BOĞAZİÇİ’NİN AHŞAP KONUTLARI VE YALILARI

4

GELENEKSEL MİMARLIĞIN İZİNDE: BODRUM
Reha Günay – YEM Yayınları
195 Sayfa – Sert Kapak – Kuşe Kağıt

BOĞAZİÇİ’NİN AHŞAP KONUTLARI VE YALILARI
Reha Günay – YEM yayınları
296 Sayfa -Sert Kapak -Kuşe Kağıt

 

  • Hikmet Temel Akarsu (Mimar-Yazar)
  • Nevnihal Erdoğan (Mimar – Prof.

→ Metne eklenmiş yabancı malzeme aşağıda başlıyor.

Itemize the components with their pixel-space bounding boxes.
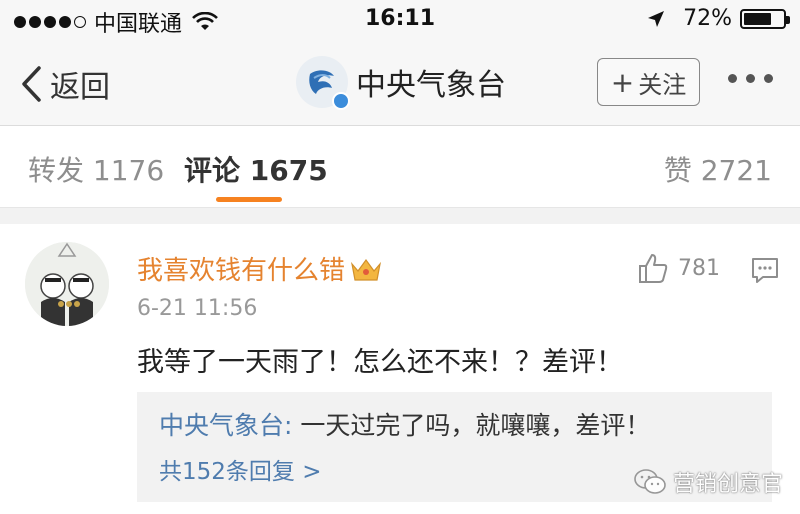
- tab-like-label: 赞: [663, 154, 692, 187]
- tab-repost-label: 转发: [28, 154, 85, 187]
- location-arrow-icon: [648, 10, 665, 27]
- battery-icon: [740, 8, 790, 29]
- view-replies-link[interactable]: 共152条回复 >: [159, 452, 321, 486]
- divider: [0, 207, 800, 224]
- wechat-icon: [634, 469, 666, 494]
- reply-comment-icon[interactable]: [751, 256, 779, 284]
- battery-level: [744, 12, 772, 25]
- comment-timestamp: 6-21 11:56: [137, 296, 258, 321]
- verified-icon: [332, 92, 350, 110]
- comment-username[interactable]: 我喜欢钱有什么错: [137, 250, 383, 287]
- avatar[interactable]: [25, 242, 109, 326]
- avatar-image: [25, 242, 109, 326]
- tab-bar: 转发 1176 评论 1675 赞 2721: [0, 127, 800, 207]
- nav-bar: 返回 中央气象台 + 关注: [0, 40, 800, 126]
- status-bar: 中国联通 16:11 72%: [0, 0, 800, 40]
- tab-like-count: 2721: [700, 154, 772, 187]
- status-right: 72%: [647, 6, 790, 31]
- tab-like[interactable]: 赞 2721: [664, 149, 772, 189]
- nav-account[interactable]: 中央气象台: [296, 56, 506, 110]
- follow-button[interactable]: + 关注: [597, 58, 700, 106]
- username-text: 我喜欢钱有什么错: [137, 256, 346, 286]
- watermark: 营销创意官: [633, 466, 783, 498]
- back-button[interactable]: 返回: [20, 62, 110, 106]
- like-button[interactable]: 781: [638, 252, 720, 284]
- more-icon[interactable]: [728, 74, 773, 83]
- tab-comment[interactable]: 评论 1675: [184, 149, 328, 189]
- tab-comment-label: 评论: [184, 154, 241, 187]
- reply-line: 中央气象台: 一天过完了吗，就嚷嚷，差评！: [159, 406, 650, 442]
- reply-author[interactable]: 中央气象台:: [159, 411, 292, 440]
- battery-percent: 72%: [683, 6, 732, 31]
- page-title: 中央气象台: [356, 68, 506, 103]
- reply-text: 一天过完了吗，就嚷嚷，差评！: [292, 411, 651, 440]
- plus-icon: +: [610, 65, 635, 99]
- comment-text: 我等了一天雨了！怎么还不来！？差评！: [137, 347, 623, 378]
- like-count: 781: [678, 255, 720, 281]
- tab-repost[interactable]: 转发 1176: [28, 149, 164, 189]
- thumbs-up-icon: [639, 254, 668, 283]
- active-tab-indicator: [216, 197, 282, 202]
- tab-repost-count: 1176: [92, 154, 165, 187]
- tab-comment-count: 1675: [249, 154, 328, 187]
- back-chevron-icon: [22, 66, 41, 102]
- account-avatar[interactable]: [296, 56, 350, 110]
- back-label: 返回: [50, 70, 110, 105]
- watermark-text: 营销创意官: [673, 472, 784, 497]
- follow-label: 关注: [638, 70, 687, 99]
- vip-crown-icon: [351, 258, 382, 281]
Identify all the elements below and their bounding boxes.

Dr.)

Mimarlık alanına yönelik yayınlar son dönemde hem kapsam hem de içerik hem de nitelik olarak büyük gelişmeler gösterdi. Bunlar çoğunlukla mimarlık sanatının uygulamaları, geliştirilmesi ve sürdürülmesi yönünde olsalar da zaman zaman mimari mirasın korunması ve kayıt altına alınması yönünde de büyük bir işlevsellik gösteriyorlar. Kaybedilen mimari mirasa dair olmak üzere geçtiğimiz günlerde art arda iki kapsamlı kitap çıkardı YEM Yayınları. Her iki kitap da devasa boyutlarda, lüks tasarım ve sunumla, oldukça pahalı; prestij prodüksiyonlar olarak raflarda yer aldı. Her iki kitabın da yaratıcısı Prof. Dr. Reha Güney. Sadece yazarı demiyoruz bilhassa “yaratıcısı” diyoruz. Çünkü kitapların her ikisinde de yazarlıktan da öte bir evrene bizi taşıyan sanatlar var. Bunların ne olduğunu anlayabilmek, “Geleneksel Mimarlığın İzinde: 1: Bodrum” ve “Boğaziçi’nin Ahşap Konutları ve Yalıları” kitaplarını ele almak; bunu layıkıyla yapabilmek için öncelikle Prof. Dr. Reha Güney’in kim olduğu sorusuna yanıt aramak gerekir.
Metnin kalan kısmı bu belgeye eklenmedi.